Vaughn claims that Fiennes’ current role as M in the James Bond movies was never a deciding factor in casting him in The King’s Man. Rather, the director suggests, who else could be more dapper and charismatic as the droll original Kingsman? With that said, he’s thrilled audiences may see the M and Voldemort actor in a new light–and even something closer to Errol Flynn, an idol for Fiennes whom he and Vaughn both studied while prepping this movie.
“Those guys were really not appreciated for what they were doing on-camera,” Vaughn says of the stunt work in films like The Adventures of Robin Hood (1938) and Captain Blood (1935). “So I said, ‘Ralph, we’ve got to get as good as that and then we can put the cameras in different places. We’ve got technology that they didn’t have.’ But he learned it. Ralph went out [with] all that sword fighting, and he was good. He did a lot of sword fighting in school for stage and for Shakespeare, and he loved it. He really loved doing the action.”
When audiences are finally able to see it on the big screen, it’ll be at a moment where attentions are clearly divided. Indeed, last weekend’s Spider-Man: No Way Home was such a massive success at the box office that there were reports of theaters cutting screenings for the weekend’s other ostensible major releases. And when we spoke with Vaughn, he was aware of how the theatrical moviegoing industry is increasingly only favoring one massive spectacle at the expense of all others.
Yet he’s hopeful that The King’s Man can find its audience, because here is an action spectacle that, despite its inherently cheeky sensibility and century-old setting, feels surprisingly vital to our current moment.

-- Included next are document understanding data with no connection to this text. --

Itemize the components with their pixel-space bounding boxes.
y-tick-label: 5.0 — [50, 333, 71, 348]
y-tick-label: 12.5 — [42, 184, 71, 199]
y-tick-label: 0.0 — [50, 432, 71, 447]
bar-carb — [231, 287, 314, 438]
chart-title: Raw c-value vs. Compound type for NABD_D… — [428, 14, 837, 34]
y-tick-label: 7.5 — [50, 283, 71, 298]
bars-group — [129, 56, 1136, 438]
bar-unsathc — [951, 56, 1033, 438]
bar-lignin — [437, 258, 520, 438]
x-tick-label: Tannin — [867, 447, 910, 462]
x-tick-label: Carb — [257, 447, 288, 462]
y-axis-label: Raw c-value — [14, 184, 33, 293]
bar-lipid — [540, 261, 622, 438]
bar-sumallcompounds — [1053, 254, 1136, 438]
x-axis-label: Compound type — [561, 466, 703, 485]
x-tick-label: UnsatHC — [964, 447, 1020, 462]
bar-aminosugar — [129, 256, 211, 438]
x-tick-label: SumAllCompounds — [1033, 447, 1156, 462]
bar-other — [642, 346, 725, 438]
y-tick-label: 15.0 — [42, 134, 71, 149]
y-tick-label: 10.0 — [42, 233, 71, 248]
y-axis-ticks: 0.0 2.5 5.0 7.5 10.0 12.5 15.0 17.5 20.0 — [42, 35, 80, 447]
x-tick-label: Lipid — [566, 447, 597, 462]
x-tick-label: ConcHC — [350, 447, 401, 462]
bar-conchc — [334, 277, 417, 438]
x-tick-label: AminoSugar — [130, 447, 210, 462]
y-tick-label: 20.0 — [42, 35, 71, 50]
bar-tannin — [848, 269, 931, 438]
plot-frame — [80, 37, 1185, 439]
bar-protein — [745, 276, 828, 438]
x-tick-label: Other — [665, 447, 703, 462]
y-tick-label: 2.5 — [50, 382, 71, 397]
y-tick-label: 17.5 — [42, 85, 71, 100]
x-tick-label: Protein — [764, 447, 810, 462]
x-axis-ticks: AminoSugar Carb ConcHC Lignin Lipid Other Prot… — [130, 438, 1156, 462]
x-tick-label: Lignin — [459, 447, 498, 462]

Says Vaughn, “There’s a lot we can learn from this history. Choose your leaders wisely, little things can become very big things very quickly, the world can change. Look at what happened [then], and what we’re experiencing now. Look at Ukraine and Taiwan, and Spanish Flu and COVID.” He later adds, “We’re going through a very strange period of history where we’re all part of a new history being written.”
It’s perhaps nice then to be reminded of another century’s inflection points through the cheerful lens of the Kingsman and their like, be they Orlando and Conrad, or Danny and Peachy.
The King’s Man opens Wednesday, Dec. 22 in the U.S. and Sunday, Dec. 26 in the UK.